It's the start of another school year and I'm dreaming of new pencil cases, satchels and the books I read in class. But what are the books you remember from your own school days?

Fourteen years after I finished school, there's still something about September which feels like the start of the year, and I'm nostalgic this morning for new pencils and felt tips, satchels and packed lunches. As the hope of the nation barrels back into classrooms, I'm also thinking back to the books I read in school.

I was away last weekend and talking about how we all read William Golding's Lord of the Flies (and no, the weekend wasn't that bad, it's just that one of my friends is currently making her way through his complete works, to settle a bet). I was 14, and I think there couldn't have been a more perfect book to pick for kids of that age – if you're not going to be hooked by Ralph and Piggy and Simon and Jack, and "kill the pig, cut his throat, spill his blood", then you're not going to be hooked by anything. This was the edition we had – just looking at it casts me back to yellow highlighters and doodling and the horrors of reading aloud.

Anyway, the shocking gloriousness of Lord of the Flies made me hungry for more Golding. Our school library was pretty small, but it did, impressively, have a copy of Pincher Martin. I am quite sure I failed to get any allegorical, existential meaning from the book, but it successfully terrified me, burning an image of Martin clinging to his lonely rock into my brain. In typically disorganised fashion, I promptly lost the book for about a month and was subsequently banned from the school library for giving it back so late – obviously as a sop to all those Golding fans clamouring for more of his work.
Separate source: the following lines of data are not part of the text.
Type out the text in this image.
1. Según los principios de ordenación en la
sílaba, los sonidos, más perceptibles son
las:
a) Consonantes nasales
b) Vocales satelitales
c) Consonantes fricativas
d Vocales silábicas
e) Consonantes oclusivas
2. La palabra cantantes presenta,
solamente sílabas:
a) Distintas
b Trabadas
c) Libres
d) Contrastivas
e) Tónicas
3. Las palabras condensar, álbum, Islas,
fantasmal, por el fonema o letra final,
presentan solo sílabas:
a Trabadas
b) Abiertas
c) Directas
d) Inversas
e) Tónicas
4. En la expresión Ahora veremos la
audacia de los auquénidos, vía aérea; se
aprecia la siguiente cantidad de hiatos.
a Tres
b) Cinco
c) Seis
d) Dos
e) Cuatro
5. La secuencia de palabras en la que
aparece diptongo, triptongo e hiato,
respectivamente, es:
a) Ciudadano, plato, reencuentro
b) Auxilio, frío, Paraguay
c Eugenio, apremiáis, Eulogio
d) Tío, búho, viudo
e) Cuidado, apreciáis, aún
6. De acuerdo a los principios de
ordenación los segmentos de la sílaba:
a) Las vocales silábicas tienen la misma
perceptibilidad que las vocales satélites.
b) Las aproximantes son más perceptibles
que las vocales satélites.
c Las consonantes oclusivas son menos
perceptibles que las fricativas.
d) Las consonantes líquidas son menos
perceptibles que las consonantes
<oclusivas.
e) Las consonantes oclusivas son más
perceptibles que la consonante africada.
Golding and my thieving tendencies aside, Jane Eyre bored me, King Lear enthralled me, and I described Romeo and Juliet in my mock GSCE as a novel – so something clearly went wrong there (thankfully I'd got the right end of the stick by the time the real thing came around). But the other book which really stands out in my memory from schooldays is Wuthering Heights. I was on to A-levels by then, but for some reason we were still going through the purgatory of reading (droning) aloud in class – possibly one of the best ways to make a group of teenagers lose interest in a novel. I was lazy, more interested in messing around than working, but I was so caught up in the melodramas of Cathy and Heathcliff ("Do not leave me in this abyss where I cannot find you! Oh God! It is unutterable! I cannot live without my life! I cannot live without my soul!") that I'd be pages ahead when it came to my turn to read and would get in trouble for not concentrating. And I distinctly remember spending a break time racing to the end.

The rest of it, though, the years of English classes and essays, revising and exams, has largely faded into oblivion, which is rather worrying. But how about you? Indulge my nostalgia and tell me what you remember of your own literary school days.